We do agree, however, with NIPSCO that even though rate designs involve "informed judgment" and “pragmatic adjustments," Commission orders still must be supported by substantial evidence. The Commission cannot adopt a rate design not supported by substantial evidence merely because the parties have failed to present it with a design it finds acceptable.
. Both Natural’s and Peoples’ expert witnesses stated that Natural’s customers have a right to their peak demands if Natural is not in curtailment and that absent curtailment entitlements have no effect upon Natural’s responsibility to provide service.
. Indeed, NIPSCO appears to concede that, in reality, Natural’s customers do not have a right to demand their full daily contract quantities every day of the year.
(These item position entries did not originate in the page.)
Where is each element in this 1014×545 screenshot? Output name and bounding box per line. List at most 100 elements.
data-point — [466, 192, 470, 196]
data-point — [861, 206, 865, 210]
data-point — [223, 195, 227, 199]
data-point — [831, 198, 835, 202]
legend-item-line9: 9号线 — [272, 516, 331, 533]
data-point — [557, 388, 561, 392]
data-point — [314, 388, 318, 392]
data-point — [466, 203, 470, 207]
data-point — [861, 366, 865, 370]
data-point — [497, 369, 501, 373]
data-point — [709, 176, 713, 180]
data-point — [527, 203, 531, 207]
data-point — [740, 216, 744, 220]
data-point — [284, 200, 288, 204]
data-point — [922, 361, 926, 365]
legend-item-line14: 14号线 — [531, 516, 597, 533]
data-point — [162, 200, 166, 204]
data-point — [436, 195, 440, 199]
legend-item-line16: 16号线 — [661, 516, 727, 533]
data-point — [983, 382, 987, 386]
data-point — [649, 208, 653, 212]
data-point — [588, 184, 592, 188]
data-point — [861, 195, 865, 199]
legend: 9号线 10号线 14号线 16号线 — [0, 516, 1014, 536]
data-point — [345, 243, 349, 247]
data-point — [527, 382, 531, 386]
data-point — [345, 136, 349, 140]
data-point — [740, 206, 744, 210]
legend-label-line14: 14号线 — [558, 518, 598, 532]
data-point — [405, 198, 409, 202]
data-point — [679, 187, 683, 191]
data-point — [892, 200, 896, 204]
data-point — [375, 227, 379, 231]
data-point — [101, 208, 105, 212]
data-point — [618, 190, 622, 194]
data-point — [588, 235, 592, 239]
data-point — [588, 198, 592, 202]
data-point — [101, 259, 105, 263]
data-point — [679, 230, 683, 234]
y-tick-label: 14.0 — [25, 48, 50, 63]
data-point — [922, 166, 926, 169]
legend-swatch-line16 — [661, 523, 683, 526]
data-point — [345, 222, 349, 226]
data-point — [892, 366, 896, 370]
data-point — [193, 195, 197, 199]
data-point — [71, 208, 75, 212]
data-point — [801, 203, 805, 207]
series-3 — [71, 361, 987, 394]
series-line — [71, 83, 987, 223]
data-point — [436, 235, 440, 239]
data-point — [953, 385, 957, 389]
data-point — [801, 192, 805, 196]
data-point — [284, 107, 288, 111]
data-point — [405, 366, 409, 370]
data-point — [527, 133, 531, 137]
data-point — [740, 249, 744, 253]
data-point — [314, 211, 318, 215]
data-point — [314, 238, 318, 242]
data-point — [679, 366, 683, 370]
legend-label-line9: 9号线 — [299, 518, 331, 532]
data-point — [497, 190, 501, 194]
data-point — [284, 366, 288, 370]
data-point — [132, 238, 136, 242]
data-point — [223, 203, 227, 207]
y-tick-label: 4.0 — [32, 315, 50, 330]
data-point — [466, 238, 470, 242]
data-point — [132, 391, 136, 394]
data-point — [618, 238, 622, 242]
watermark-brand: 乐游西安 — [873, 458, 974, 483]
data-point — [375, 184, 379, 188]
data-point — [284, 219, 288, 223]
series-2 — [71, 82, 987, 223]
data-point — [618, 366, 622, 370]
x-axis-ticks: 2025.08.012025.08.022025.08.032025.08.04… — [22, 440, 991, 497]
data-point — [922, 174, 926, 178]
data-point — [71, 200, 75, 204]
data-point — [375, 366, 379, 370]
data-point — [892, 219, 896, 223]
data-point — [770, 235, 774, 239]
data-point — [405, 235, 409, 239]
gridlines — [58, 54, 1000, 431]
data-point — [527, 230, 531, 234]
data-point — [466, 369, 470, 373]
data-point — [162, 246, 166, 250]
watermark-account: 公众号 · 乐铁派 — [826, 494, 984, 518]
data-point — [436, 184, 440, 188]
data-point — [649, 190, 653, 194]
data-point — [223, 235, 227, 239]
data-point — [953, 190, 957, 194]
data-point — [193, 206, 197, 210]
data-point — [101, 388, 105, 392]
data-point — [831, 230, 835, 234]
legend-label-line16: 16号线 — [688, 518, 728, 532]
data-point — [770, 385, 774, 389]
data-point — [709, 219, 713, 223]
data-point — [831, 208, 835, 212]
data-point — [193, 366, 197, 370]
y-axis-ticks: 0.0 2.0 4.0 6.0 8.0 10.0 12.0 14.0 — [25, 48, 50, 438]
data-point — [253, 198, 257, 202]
Natural's system simply is not designed to serve all of its customers’ peak demands on every day of the year, although it is capable of providing such service during the winter months.
. We reject Iowa Gas’ other argument that the Commission acted improperly in accepting Natural’s late tariff filing. The Commission has the authority to waive filing deadlines where circumstances warrant it, and the Commission gave a reasoned explanation for waiving that deadline, i.e., that obsolete entitlements would be in effect and Natural would not be in compliance with the November 4, 1983 order. Thus the Commission did not act unlawfully in granting the waiver. See Port Angeles Telecable, Inc. v. FCC, 416 F.2d 243, 246 (9th Cir.1969).
. Although the rate design does not necessarily result in unjust, unreasonable, or discriminatory rates, the sole curbs on abuse and improper rates is Natural’s unilateral right to refuse to sell AOR gas. Thus Natural must enforce the rate design method by refusing to sell AOR gas to certain customers suspected of "cheating.”